Anche oggi c’era Marco a farmi da capocordata e navigatore, come e’ giusto che fosse perche’, per i nostri standard, la via e’ due gradi sotto per lui ed un grado sopra per me. Comunque il percorso mi e’ sembrato abbastanza evidente, ad eccezione della variante che segue (per come l’ho capita). Arrivati nell’ultima quinta del grande anfiteatro pensiamo di esserne usciti e, invece di continuare a traversare bassi, ci alziamo, attraversiamo un canale ripido di neve con le scarpette e il martello a fare da picca, e saliamo su camini per traversare nel punto piu’ alto sotto la parete verticale finale. Usciamo poi dall’anfiteatro su una forcella per una paretina repulsiva (foto 1), sul camino di sinistra.

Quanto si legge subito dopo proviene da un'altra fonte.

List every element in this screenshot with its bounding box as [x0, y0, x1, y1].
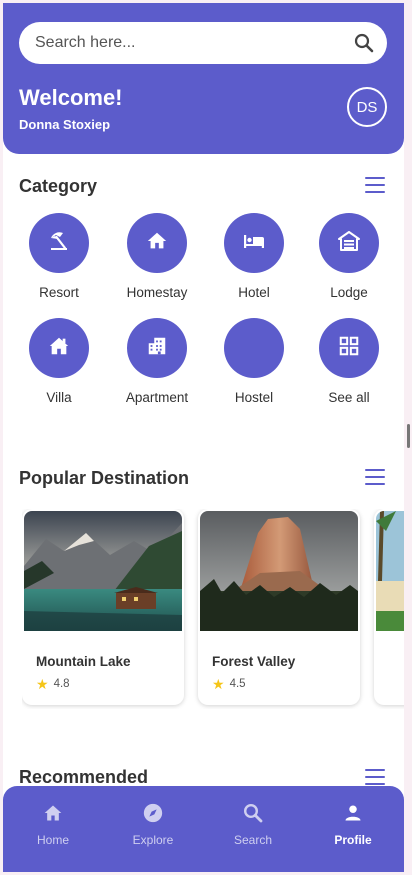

Questo tutto su roccia di qualita’ mediocre, a cui siamo abituati ma su gradi piu’ bassi. A differenza della roccia, le difficolta’ sul III-IV sono in pendant con il resto della via. Ovviamente, pensiamo che il traverso (foto 2) sia quello arcinoto, ed al terzo tiro da 30 malediciamo tutte le relazioni che danno 25 metri totali. Su un passaggio ho seri problemi, ed alla fine ne esco con un IV+ in cui e’ indispensabile che non salti una dubbia clessidrina (stra-testata prima, ma proprio brutta) in cui per un attimo ho entrambe le mani.

Il traverso ufficiale (foto 3) ci sembra una passeggiata defaticante a confronto di quello della nostra variante. Per il resto della via, il fatto che io riesca a salirla agevolmente, spesso di corsa, certifica a mio avviso che non si supera il IV, a parte il passaggio sul camino finale che dovrei studiare, secondo me IV+, ma si e’ fatta ora di cena e quindi azzero allegramente. Se dal basso della mia esperienza posso dare un consiglio a chi la vuole ripetere, tra l’altro credo in disaccordo con la mia guida, e’ evitare il piu’ possibile le protezioni intermedie nei punti in cui ci si sente sicuri, soprattutto nella parte bassa: non e’ il tempo perso per metterle (Marco a mettere un friend ci mette meno di me a rinviare su un chiodo di via), quanto il fatto che poi la corda fa attrito obbligando a fare tiri corti e a faticare di braccia per il recupero. Per la parte iniziale, chi volesse salire slegato conti che ogni tanto un raro passaggio sul IV salta fuori.

Foto 1: Invitante percorso alto della variante, con uscita sulla forcella sul lato sinistro.

Foto 2: Sul traverso della variante, in uno dei punti piu’ comodi.

Foto 3: Il capocordata in relax sul traverso omologato.